Short Stories 366:62 — “Abigail Dreams of Weather,” by Stu West

coverI can sometimes struggle with limited point of view when it’s from the perspective of characters who aren’t exposed to the larger story of what’s going on, but in this case, Stu West’s “Abigail Dreams of Weather,” from Disabled People Destroy Science Fiction, I found it really worked. We join a group of kids in a hospital who are very ill, and who are noticing the medical staff numbers dwindling. The adults all seem, well, busy. By the time they’re down to having no one but a janitor watching them (and he takes off to the bathroom and doesn’t come back), you know something is definitely not right in their space-station world, but not what, exactly.

The answer here is potentially told.
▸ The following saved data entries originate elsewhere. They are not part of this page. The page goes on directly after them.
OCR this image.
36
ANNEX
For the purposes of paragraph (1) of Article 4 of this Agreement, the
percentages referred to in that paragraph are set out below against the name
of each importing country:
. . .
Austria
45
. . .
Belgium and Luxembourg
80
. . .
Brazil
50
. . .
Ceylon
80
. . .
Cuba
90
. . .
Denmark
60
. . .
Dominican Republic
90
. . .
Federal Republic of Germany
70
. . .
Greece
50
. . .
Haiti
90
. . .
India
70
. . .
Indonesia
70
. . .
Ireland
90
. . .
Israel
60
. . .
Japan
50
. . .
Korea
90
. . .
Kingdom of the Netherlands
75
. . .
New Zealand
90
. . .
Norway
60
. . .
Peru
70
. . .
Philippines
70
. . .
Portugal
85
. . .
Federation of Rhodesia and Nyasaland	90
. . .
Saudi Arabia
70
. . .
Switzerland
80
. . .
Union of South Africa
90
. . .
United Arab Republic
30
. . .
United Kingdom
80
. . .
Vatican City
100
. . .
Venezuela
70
That said, given the technology in play, I found it potentially suspect, too—it could very well be what they kids end up deciding it is, but my mind wondered if there was even more going on, and the kids being ill, the adults decided they were simply too frail to know. That their frailness is a major part of the plot in the sense that they decide getting out of the sick room, out of their endless “nothing ever changes” routine, and struggle their way to catch a glimpse of something different despite how much it might cost them only makes the idea stronger to my mind.

Kids. Always underestimated. And the ill? Even more so. Abigail’s arc—a girl who misses living on a planet and wants open spaces, any open spaces— might be the spark of the story, but the surrounding cast of other kids are given a heck of a lot of character for the brief space of the tale (and even a wee romance is tucked in there of sorts). I loved this little story all the more for ending it wondering if things were as they seemed, and being okay with not really having a way to find out.